1.          La supension du délai de prescription sur les chemins ruraux en vue de leur recensement

L’article 102 de la loi 3DS modifie le code rural comme suit :

« Après l’article L. 161-6 du code rural et de la pêche maritime, il est inséré un article L. 161-6-1 ainsi rédigé :

« Art. L. 161-6-1. – Le conseil municipal peut, par délibération, décider le recensement des chemins ruraux situés sur le territoire de la commune. Cette délibération suspend le délai de prescription pour l’acquisition des parcelles comportant ces chemins.

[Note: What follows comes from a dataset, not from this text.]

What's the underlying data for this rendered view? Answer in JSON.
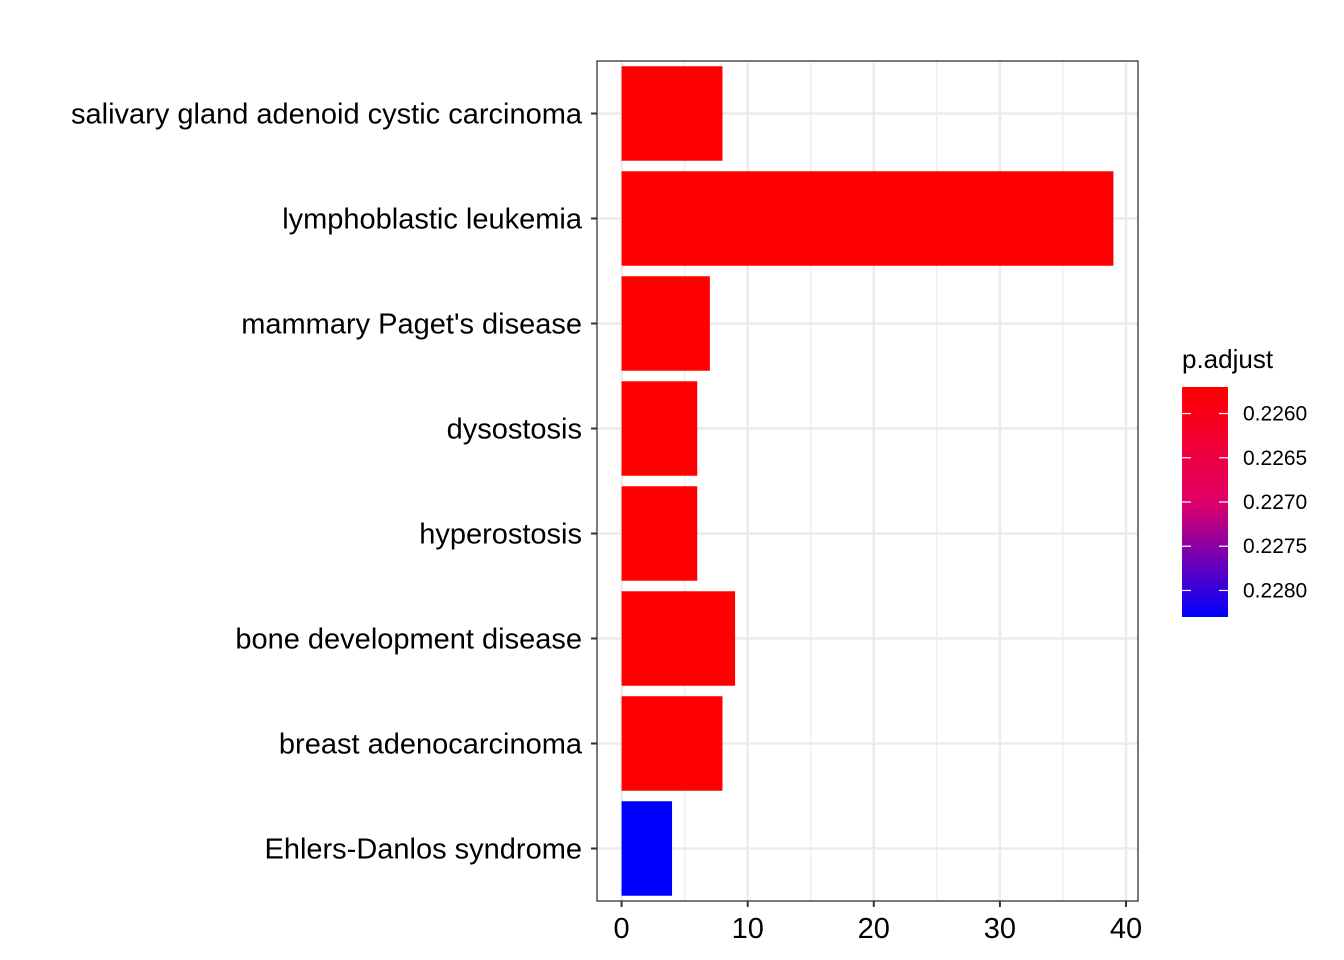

« La suspension produit ses effets jusqu’à la délibération arrêtant le tableau récapitulatif des chemins ruraux, prise après enquête publique réalisée en application du code de l’expropriation pour cause d’utilité publique et selon des modalités fixées par décret en Conseil d’Etat. Cette délibération ne peut intervenir plus de deux ans après la délibération prévue au premier alinéa. » »

Le délai de prescription acquisitive est ainsi suspendu à compter de l’adoption par le conseil municipal d’une délibération décidant le recensement de ses chemins ruraux.

Cette disposition vise à renforcer la protection des chemins ruraux.

La suspension a été préférée à l’interruption du délai de prescription initialement envisagée – laquelle aurait entièrement effacé le délai de prescription.

Ne voulant pas créer une inégalité de traitement entre les possesseurs de chemins ruraux et les possesseurs de tout autre type de biens, le législateur a considéré que la suspension était suffisante et en rapport avec le but poursuivi par le dispositif consistant à laisser un temps suffisant (deux ans) à la commune pour recenser ses chemins ruraux.

Le deuxième alinéa du nouvel article L. 161-6-1 vise à inciter les communes à procéder au recensement.

 

2.          La procédure d’échange d’un chemin rural

Antérieurement à la loi 3DS, selon la jurisprudence administrative, les communes ne pouvaient, pour l’aliénation des chemins ruraux, avoir recours à une autre procédure (par exemple CE, 17 novembre 2010, n° 338338).

Autrement dit, une commune ne pouvait pas procéder à un échange de parcelle avec un tiers, dès lors qu’un chemin rural se situait sur ladite parcelle. Ceci posait des difficultés lorsqu’une commune souhaitait modifier ou réorganiser les itinéraires des chemins ruraux.

L’article 103 de la loi 3DS remédie à cette situation :

« I. – Après l’article L. 161-10-1 du code rural et de la pêche maritime, il est inséré un article L. 161-10-2 ainsi rédigé :

« Art. L. 161-10-2. – Lorsqu’un échange de parcelles a pour objet de modifier le tracé ou l’emprise d’un chemin rural, la parcelle sur laquelle est sis le chemin rural peut être échangée dans les conditions prévues à l’article L. 3222-2 du code général de la propriété des personnes publiques et à l’article L. 2241-1 du code général des collectivités territoriales. L’acte d’échange comporte des clauses permettant de garantir la continuité du chemin rural.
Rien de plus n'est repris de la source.